The proliferation became obvious last year.

On Sept. 6, Pakistani military spokesman Gen. Asim Bajwa announced on Twitter that the army had launched its first drone strike to kill three “high-profile terrorists” in North Waziristan, a tribal area in northwestern Pakistan.

Bajwa said the attack involved a Pakistani-made Burraq aircraft, named after the winged horse that Muslims say transported the prophet Muhammad from Mecca. But U.S. defense analysts say it was a CH-3 from China.

Three months later, on Dec. 6, the Iraqi military announced that it had used a Chinese CH-4 drone during the offensive to retake the city of Ramadi from Islamic State militants.

The first sign of Nigeria’s CH-3 drone fleet emerged in January last year when one crashed, and photos of the debris appeared online.

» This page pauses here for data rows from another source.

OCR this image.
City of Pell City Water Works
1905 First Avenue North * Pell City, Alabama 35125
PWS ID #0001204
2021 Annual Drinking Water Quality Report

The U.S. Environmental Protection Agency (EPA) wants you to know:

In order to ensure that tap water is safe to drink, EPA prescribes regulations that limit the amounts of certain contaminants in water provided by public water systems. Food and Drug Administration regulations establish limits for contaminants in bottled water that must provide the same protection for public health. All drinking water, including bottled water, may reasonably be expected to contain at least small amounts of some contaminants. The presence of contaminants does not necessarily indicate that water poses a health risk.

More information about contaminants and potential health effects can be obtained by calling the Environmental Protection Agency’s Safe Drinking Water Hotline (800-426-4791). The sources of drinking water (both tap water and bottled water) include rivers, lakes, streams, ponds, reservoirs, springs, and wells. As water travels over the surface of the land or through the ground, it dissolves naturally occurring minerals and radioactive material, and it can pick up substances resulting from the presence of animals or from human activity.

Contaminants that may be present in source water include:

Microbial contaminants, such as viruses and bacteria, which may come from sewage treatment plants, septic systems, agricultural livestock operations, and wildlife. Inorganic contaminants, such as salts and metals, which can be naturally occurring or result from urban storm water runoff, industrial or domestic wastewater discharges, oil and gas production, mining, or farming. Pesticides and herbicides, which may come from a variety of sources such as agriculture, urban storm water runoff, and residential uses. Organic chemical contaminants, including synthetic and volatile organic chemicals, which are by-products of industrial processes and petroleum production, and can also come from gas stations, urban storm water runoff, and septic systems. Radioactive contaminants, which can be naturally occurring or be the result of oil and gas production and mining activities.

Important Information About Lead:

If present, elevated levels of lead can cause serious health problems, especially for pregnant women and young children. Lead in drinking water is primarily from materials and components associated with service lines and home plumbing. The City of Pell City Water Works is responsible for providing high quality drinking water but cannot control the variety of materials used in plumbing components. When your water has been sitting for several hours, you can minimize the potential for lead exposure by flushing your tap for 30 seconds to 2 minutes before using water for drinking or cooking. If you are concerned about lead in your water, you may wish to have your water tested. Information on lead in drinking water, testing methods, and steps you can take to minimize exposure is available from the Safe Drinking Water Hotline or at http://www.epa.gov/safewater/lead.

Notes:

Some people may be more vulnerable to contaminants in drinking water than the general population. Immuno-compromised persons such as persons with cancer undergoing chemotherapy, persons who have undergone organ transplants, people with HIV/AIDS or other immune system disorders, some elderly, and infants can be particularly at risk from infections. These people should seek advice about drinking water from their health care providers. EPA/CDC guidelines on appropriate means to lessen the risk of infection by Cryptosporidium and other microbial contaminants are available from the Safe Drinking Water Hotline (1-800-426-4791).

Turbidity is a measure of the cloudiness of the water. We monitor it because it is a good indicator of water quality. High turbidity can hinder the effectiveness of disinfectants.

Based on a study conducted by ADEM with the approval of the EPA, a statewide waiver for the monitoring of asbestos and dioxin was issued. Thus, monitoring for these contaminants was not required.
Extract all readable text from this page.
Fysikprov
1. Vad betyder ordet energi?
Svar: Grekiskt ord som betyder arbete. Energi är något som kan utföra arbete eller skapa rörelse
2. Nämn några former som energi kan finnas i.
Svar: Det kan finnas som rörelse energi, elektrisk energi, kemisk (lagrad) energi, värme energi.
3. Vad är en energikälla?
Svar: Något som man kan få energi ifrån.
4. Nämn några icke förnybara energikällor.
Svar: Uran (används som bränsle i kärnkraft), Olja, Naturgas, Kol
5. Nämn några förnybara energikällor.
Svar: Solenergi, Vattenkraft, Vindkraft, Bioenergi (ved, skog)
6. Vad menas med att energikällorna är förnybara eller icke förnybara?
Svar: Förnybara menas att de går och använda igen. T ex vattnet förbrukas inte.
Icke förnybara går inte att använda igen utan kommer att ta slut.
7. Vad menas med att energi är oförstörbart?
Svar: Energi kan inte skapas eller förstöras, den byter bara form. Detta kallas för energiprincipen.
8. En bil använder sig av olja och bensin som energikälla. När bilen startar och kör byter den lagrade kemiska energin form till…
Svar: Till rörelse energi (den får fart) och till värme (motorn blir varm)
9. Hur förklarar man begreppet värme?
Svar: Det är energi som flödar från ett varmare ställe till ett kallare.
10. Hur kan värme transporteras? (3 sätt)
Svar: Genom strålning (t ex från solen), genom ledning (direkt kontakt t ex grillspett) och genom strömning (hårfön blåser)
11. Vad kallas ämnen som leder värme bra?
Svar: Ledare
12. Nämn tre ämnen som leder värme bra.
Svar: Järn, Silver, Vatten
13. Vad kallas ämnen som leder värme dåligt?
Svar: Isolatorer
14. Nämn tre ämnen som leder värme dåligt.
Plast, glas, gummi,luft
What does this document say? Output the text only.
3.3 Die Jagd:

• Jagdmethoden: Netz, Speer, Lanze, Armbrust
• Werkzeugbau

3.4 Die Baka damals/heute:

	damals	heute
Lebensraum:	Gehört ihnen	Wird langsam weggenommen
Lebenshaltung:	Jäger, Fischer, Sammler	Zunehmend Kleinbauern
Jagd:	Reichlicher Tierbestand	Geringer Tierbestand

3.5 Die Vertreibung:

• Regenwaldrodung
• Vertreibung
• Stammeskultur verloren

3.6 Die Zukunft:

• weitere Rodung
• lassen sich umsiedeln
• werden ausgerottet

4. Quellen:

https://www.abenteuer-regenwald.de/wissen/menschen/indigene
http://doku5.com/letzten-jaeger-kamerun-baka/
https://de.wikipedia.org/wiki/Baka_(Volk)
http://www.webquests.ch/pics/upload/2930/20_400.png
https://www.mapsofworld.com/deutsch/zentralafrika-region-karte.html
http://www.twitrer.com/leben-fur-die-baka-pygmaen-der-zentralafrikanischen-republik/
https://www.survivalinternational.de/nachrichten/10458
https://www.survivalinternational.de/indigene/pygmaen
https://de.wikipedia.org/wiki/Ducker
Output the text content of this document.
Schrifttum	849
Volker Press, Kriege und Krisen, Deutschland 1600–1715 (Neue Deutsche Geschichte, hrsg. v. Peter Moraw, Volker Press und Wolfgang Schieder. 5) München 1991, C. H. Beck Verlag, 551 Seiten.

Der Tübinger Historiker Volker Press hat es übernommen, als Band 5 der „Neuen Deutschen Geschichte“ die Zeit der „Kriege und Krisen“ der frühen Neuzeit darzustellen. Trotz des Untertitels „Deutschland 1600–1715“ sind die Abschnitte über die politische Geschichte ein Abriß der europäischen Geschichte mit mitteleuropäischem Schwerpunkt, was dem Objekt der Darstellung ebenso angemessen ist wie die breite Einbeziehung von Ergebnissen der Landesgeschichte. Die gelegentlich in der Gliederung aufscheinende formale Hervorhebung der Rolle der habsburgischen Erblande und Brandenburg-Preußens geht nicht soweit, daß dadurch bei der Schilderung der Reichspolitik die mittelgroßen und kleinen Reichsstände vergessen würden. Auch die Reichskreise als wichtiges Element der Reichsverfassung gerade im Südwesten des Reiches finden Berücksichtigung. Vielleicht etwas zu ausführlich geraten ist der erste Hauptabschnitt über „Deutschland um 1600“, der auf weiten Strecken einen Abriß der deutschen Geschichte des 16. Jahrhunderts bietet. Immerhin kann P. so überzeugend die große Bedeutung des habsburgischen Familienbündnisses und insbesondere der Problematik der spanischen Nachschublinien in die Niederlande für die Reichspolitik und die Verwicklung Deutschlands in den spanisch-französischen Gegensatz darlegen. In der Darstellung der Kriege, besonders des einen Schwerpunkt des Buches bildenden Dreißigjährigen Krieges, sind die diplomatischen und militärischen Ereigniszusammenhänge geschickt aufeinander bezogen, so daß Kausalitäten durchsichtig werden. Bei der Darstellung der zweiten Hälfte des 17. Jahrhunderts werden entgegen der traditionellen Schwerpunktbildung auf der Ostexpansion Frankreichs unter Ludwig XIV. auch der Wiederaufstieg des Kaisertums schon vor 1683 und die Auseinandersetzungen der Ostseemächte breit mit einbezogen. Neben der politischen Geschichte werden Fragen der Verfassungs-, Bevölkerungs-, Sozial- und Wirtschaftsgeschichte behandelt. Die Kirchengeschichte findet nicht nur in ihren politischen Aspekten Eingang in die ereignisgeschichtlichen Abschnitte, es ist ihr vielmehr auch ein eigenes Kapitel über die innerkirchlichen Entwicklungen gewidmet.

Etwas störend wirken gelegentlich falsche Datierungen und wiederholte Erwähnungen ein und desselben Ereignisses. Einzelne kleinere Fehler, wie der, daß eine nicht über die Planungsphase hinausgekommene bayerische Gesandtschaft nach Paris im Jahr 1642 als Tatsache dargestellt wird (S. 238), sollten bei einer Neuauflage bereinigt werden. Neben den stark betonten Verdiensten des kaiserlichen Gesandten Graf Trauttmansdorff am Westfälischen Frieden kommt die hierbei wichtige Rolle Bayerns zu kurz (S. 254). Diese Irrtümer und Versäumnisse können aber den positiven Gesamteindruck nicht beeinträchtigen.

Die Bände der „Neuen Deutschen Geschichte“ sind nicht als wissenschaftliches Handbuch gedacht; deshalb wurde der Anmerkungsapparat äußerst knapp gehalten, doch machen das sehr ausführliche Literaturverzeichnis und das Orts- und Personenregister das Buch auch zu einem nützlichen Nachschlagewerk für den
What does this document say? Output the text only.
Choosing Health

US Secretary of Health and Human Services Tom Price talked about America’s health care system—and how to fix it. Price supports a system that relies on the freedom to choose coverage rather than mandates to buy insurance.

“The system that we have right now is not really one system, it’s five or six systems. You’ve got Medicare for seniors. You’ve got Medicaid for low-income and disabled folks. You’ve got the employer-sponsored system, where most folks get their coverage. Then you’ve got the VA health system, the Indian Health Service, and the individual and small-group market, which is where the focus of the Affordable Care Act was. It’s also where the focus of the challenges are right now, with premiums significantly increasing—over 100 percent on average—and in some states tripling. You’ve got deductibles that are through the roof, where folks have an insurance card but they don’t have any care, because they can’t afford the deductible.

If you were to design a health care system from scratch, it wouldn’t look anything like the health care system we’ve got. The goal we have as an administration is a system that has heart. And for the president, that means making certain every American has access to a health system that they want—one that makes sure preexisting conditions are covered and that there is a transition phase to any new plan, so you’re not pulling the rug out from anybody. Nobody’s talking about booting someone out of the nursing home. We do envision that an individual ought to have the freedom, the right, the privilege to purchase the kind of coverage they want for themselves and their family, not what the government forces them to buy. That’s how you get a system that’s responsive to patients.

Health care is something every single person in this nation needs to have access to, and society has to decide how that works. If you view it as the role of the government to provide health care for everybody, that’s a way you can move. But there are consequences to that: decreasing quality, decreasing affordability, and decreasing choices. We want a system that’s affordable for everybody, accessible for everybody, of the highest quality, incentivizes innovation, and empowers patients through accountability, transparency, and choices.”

The next was this month’s airstrike against the Boko Haram camp in the forest.

The Pentagon expressed no qualms about that attack.

“We are not concerned about [Nigerian government forces] having this technology,” said Lt. Cmdr. Anthony Falvo, spokesman for U.S. Africa Command, “as long as it is applied in a responsible manner and solely in an effort to better secure their borders against violent or illegal activities that disrupt stability or present a danger to their overall security.”